Monday, March 12, 2012

I Say It’s Hamburger, and I Say the Hell With It


When I was about ten, I was taken to a fancy restaurant, perhaps for my birthday, and allowed to order anything I wanted (within reason, of course).  I scanned the elegant menu, and my eyes lighted on a dish that was new to me, having subsisted during my early years mainly on Spam, peanut butter, tuna fish, and bologna sandwiches. The entrée I craved had a name that rang with a Lucullan aura in my callow ears, and I conjured images of a delectable feast for an epicurean of noble lineage in a baronial English banquet hall. Even though I mispronounced it, I ordered it with anticipatory gusto: Salisbury Steak.

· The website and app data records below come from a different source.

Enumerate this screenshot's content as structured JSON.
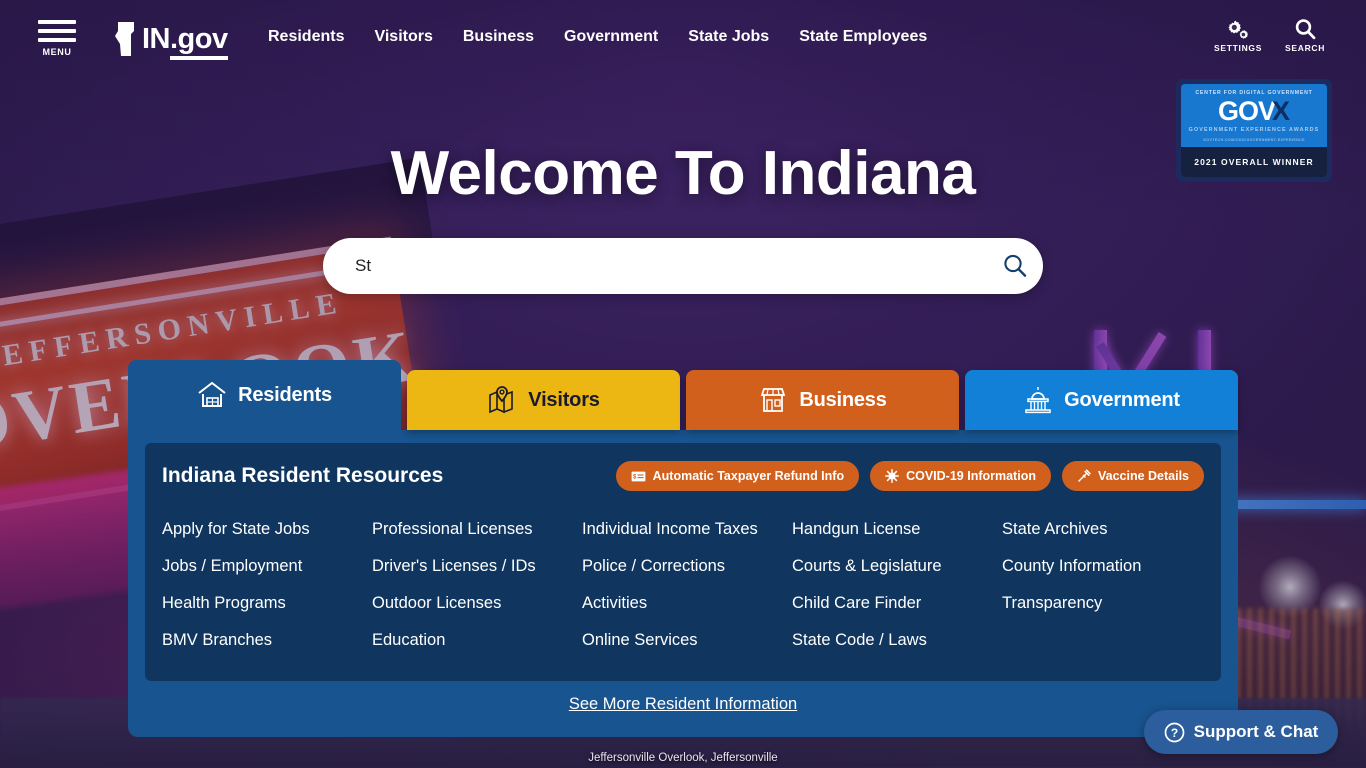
{
  "header": {
    "menu_label": "MENU",
    "logo_text_1": "IN",
    "logo_text_2": ".gov",
    "nav": [
      {
        "label": "Residents"
      },
      {
        "label": "Visitors"
      },
      {
        "label": "Business"
      },
      {
        "label": "Government"
      },
      {
        "label": "State Jobs"
      },
      {
        "label": "State Employees"
      }
    ],
    "utilities": [
      {
        "label": "SETTINGS",
        "icon": "gears-icon"
      },
      {
        "label": "SEARCH",
        "icon": "search-icon"
      }
    ]
  },
  "award_badge": {
    "top_text": "CENTER FOR DIGITAL GOVERNMENT",
    "brand": "GOV",
    "brand_mark": "X",
    "subtitle": "GOVERNMENT EXPERIENCE AWARDS",
    "url": "GOVTECH.COM/CDG/GOVERNMENT-EXPERIENCE",
    "winner_text": "2021 OVERALL WINNER"
  },
  "hero": {
    "title": "Welcome To Indiana",
    "search": {
      "value": "St",
      "placeholder": "",
      "button_icon": "search-icon"
    }
  },
  "tabs": [
    {
      "label": "Residents",
      "icon": "house-icon",
      "active": true,
      "bg": "#18548f",
      "fg": "#ffffff"
    },
    {
      "label": "Visitors",
      "icon": "map-pin-icon",
      "active": false,
      "bg": "#ecb613",
      "fg": "#1a1a2e"
    },
    {
      "label": "Business",
      "icon": "store-icon",
      "active": false,
      "bg": "#d2601d",
      "fg": "#ffffff"
    },
    {
      "label": "Government",
      "icon": "capitol-icon",
      "active": false,
      "bg": "#1180d6",
      "fg": "#ffffff"
    }
  ],
  "panel": {
    "title": "Indiana Resident Resources",
    "pills": [
      {
        "label": "Automatic Taxpayer Refund Info",
        "icon": "money-check-icon"
      },
      {
        "label": "COVID-19 Information",
        "icon": "virus-icon"
      },
      {
        "label": "Vaccine Details",
        "icon": "syringe-icon"
      }
    ],
    "links": [
      "Apply for State Jobs",
      "Professional Licenses",
      "Individual Income Taxes",
      "Handgun License",
      "State Archives",
      "Jobs / Employment",
      "Driver's Licenses / IDs",
      "Police / Corrections",
      "Courts & Legislature",
      "County Information",
      "Health Programs",
      "Outdoor Licenses",
      "Activities",
      "Child Care Finder",
      "Transparency",
      "BMV Branches",
      "Education",
      "Online Services",
      "State Code / Laws",
      ""
    ],
    "see_more": "See More Resident Information"
  },
  "photo_caption": "Jeffersonville Overlook, Jeffersonville",
  "chat_widget": {
    "label": "Support & Chat",
    "icon": "question-circle-icon"
  },
  "background": {
    "sign_text_top": "JEFFERSONVILLE",
    "sign_text_main": "OVERLOOK"
  },
  "colors": {
    "purple_bg": "#33205c",
    "panel_blue": "#18548f",
    "panel_inner": "#10365f",
    "orange": "#d2601d",
    "gold": "#ecb613",
    "light_blue": "#1180d6"
  }
}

Imagine my dismay when the waiter brought me a thin hamburger patty topped by some gooey brown gravy.

In The Girl Who Kicked A Hornet’s Nest, Lisbeth Salander, the computer-hacking Swedish bohemian supergirl, is served Salisbury Steak while she is in the hospital.  That should be a dead giveaway to this concoction’s medicinal origins.

It was invented, if that is the word, by an upstate New York doctor named James H. Salisbury as a cure for diarrhea among Union soldiers in the American Civil War.  Salisbury, whose low-carb, high-protein ideas preceded the Atkins diet by a century, believed that a steady diet of coffee and lean chopped beefsteak was just what the doctor ordered for the intestinally challenged men in blue.  He believed vegetables produced poisonous substances that caused heart disease, tumors, mental illness, and tuberculosis.

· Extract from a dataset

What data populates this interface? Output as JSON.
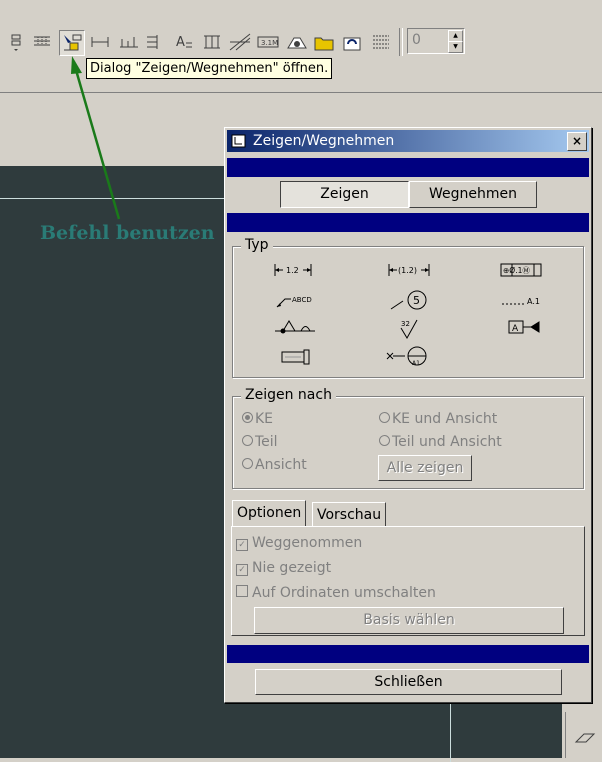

Dr. Salisbury—alas, the steak’s name has nothing to do with the historic English town and its lofty cathedral—added onion, egg, mushrooms, and milk to minced beef and served it to the soldiers.   The dish became popular as “Hamburger” steak, but during World War I, when German names were anathema, it became known by its inventor’s friendly English name of Salisbury.

Next time I think I’ll order Chicken à la King.  That sounds pretty regal, doesn’t it?

The Bard of Buffalo Bayou swore off Salisbury Steak years ago, as his tastes are somewhat more exotic.
                       
                      A Salisbury Steak
                      I take for a fake,
                      It might even be laced with pink slime.
                      As for SPAM,
                      It ain’t ham, it’s a sham
                      From a pig that was not in its prime.
                       
                      And a Chicken McNugget?
                      I won’t hug it or plug it,
                      For the meat has been flaked and then formed,
                      And the stuff in a wiener
                      Could be cleaner and leaner,
                      And through it who knows what has swarmed?                                         
                      
                      For a good wholesome treat
                      I just eat Potted Meat—
                      So what if it’s ground to a paste?
                      It uses all of the cow,
                      And obscure bits of sow,
                      And not one part is going to waste!